Dans un moment d'égarement, j'ai accepté d'aller courir le dimanche matin avec une amie.

Après plusieurs semaines de faux départs (trop de pluie, trop de microbes, trop de chat, trop sommeil, trop lourde la piste, trop lourds les sangliers), nous avons décidé, dans un sursaut d'orgueil, que "c'était dimanche ou jamais". Vu les trombes d'eau qu'il tombait depuis une semaine, nous pensions sincèrement que ce serait jamais. Il y a eu une demi-journée de soleil en un mois, et c'était ce dimanche matin-là.

La mort dans l'âme, nous nous donnons rendez-vous au Parc de Bercy, où je retrouve Copinette sur le siège avant de sa voiture. Je m'abstiens de commenter l'intérêt de venir faire du sport en voiture, et nous comparons notre accoutrement respectif. Elle, fraîche comme un gardon, équipée comme Carl Lewis. Moi, à Montparnasse à 18h45 la veille en quête d'un déguisement approprié alors que le Dieu de la godasse de sport était nettement contre moi.

Avant de nous lancer, je lui martèle l'interdiction formelle d'appeler les pompiers en cas de chute, je ne suis pas épilée. Je lui indique clairement le périmètre d'intervention légale, "tu peux les appeler si je me blesse jusque-là, au-delà, tu me laisses crever!". Copinette me regarde dubitative, mais s'abstient de commenter et c'est aussi bien parce que j'aurais quand même fini par lui sortir mon commentaire sur le fait de venir faire du sport en voiture.

Les minutes qui s'ensuivent sont d'une cruauté insoutenable. Pour commencer, il ne devait y en avoir que quinze, de minutes, et puis il s'est trouvé qu'à l'arrivée, elles étaient une vingtaine. C'était Copinette qui était en charge du chronométrage, et chacun sait que le pouvoir corrompt.
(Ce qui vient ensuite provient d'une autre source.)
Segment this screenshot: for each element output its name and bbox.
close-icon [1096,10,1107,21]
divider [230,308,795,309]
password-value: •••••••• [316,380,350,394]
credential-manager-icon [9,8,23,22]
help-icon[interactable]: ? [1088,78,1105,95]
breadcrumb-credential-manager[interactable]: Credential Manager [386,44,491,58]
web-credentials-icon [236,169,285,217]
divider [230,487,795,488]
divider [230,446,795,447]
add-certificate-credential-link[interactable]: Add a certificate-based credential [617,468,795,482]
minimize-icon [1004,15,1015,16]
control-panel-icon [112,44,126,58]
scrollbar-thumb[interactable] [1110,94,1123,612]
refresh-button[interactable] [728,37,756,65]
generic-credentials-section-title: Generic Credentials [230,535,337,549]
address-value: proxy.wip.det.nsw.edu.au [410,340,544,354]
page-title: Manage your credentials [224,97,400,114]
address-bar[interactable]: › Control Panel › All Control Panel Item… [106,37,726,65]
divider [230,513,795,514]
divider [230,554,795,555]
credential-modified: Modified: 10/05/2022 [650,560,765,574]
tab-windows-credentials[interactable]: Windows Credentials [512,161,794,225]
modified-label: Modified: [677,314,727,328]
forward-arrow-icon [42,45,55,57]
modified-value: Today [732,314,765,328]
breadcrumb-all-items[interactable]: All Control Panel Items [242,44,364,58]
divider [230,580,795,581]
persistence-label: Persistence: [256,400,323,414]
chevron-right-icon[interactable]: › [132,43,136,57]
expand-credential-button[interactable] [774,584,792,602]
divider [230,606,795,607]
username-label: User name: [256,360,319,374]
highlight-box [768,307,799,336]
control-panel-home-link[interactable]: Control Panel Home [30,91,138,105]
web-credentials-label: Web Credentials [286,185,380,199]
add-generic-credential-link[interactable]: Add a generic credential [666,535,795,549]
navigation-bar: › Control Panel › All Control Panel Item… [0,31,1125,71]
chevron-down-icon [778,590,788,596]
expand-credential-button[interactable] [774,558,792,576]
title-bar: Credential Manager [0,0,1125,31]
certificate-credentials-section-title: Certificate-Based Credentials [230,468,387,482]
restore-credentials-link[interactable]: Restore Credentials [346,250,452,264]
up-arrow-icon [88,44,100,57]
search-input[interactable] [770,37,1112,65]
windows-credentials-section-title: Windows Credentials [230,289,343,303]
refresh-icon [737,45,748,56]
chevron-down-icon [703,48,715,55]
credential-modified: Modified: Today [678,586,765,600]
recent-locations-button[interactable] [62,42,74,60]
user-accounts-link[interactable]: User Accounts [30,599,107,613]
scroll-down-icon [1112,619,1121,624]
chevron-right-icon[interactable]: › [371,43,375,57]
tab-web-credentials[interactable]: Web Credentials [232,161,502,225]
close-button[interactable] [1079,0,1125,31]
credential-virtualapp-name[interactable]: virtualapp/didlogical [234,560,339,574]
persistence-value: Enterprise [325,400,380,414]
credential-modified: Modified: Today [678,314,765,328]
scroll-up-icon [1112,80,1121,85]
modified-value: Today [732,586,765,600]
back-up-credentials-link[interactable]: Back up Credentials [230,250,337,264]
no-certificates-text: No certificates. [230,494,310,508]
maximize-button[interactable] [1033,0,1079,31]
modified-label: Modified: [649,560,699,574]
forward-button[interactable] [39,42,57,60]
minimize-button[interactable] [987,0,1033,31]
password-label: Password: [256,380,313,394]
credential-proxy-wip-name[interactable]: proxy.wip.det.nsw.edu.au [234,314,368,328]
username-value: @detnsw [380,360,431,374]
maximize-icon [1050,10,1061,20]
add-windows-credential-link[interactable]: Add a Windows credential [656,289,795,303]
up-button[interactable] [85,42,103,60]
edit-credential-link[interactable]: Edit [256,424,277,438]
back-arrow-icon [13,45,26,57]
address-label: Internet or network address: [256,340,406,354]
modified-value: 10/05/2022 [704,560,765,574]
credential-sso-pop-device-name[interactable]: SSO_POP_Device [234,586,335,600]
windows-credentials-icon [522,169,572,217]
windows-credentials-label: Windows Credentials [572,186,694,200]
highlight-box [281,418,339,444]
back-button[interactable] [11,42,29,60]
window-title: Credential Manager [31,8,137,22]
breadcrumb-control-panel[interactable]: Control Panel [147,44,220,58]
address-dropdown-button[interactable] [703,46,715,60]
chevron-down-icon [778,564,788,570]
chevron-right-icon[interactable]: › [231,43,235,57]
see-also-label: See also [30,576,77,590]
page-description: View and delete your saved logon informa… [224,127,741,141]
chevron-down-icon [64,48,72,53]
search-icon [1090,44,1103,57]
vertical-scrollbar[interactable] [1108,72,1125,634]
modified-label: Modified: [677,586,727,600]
Et puisque nous en sommes là, il ne me paraît pas superflu de remettre quelques pendules à l'heure: se lever à 6h du matin pour faire un bon jogging avant de partir au travail ne donne pas la patate pour la journée. Non. Ca, c'est de la folie furieuse. La seule conséquence couramment admise chez les gens sains d'esprit, c'est-à-dire moi, c'est qu'au lieu d'avoir mal partout comme dans le cas d'un jogging en milieu de matinée, on a mal partout en baillant aux corneilles. A proscrire, donc.

De toute façon, il faut s'enfoncer dans le crâne qu'il n'y a pas d'échappatoire à la souffrance dans le jogging. Après les courbatures inimaginables de la semaine dernière, je m'avance prudemment vers le Bois de Vincennes ce matin en me méthodecouéisant: "c'est normal ma fille, ça faisait douze ans que tu n'avais plus couru, la première fois se devait d'être difficile, c'est un challenge à toi-même pour te dépasser et devenir encore plus meilleure", avant de reprendre le contrôle en me tançant "Arrête de te parler comme un cycliste interviewé par France 2, tu vas finir dopée jusqu'aux oreilles!" J'avais passé la semaine à choisir l'option 7 étages à pied par l'escalier au lieu de prendre l'ascenseur à chaque fois que je sortais ou rentrais chez moi cette semaine, j'étais persuadée de pouvoir courir un marathon.

La première courbature est apparue à la 4ème minute. Copinette a levé un sourcil: "Déjà? C'est pas le lendemain, les courbatures, plutôt?" Je l'ai fusillée du regard, et ai failli m'encastrer dans un tronc d'arbre. Je ne sais pas qui a eu l'idée de planter des arbres dans un parc, mais il ne faisait de toute évidence pas de jogging. Cette fois, j'ai pris la précaution d'assurer le chronométrage: au bout de 19 minutes, je m'écroule sur un paon qui passait par là en criant "Fini!" Je n'avouerai jamais à Copinette que j'ai rogné la dernière minute; ce qu'elle ignore ne peut pas lui faire de mal.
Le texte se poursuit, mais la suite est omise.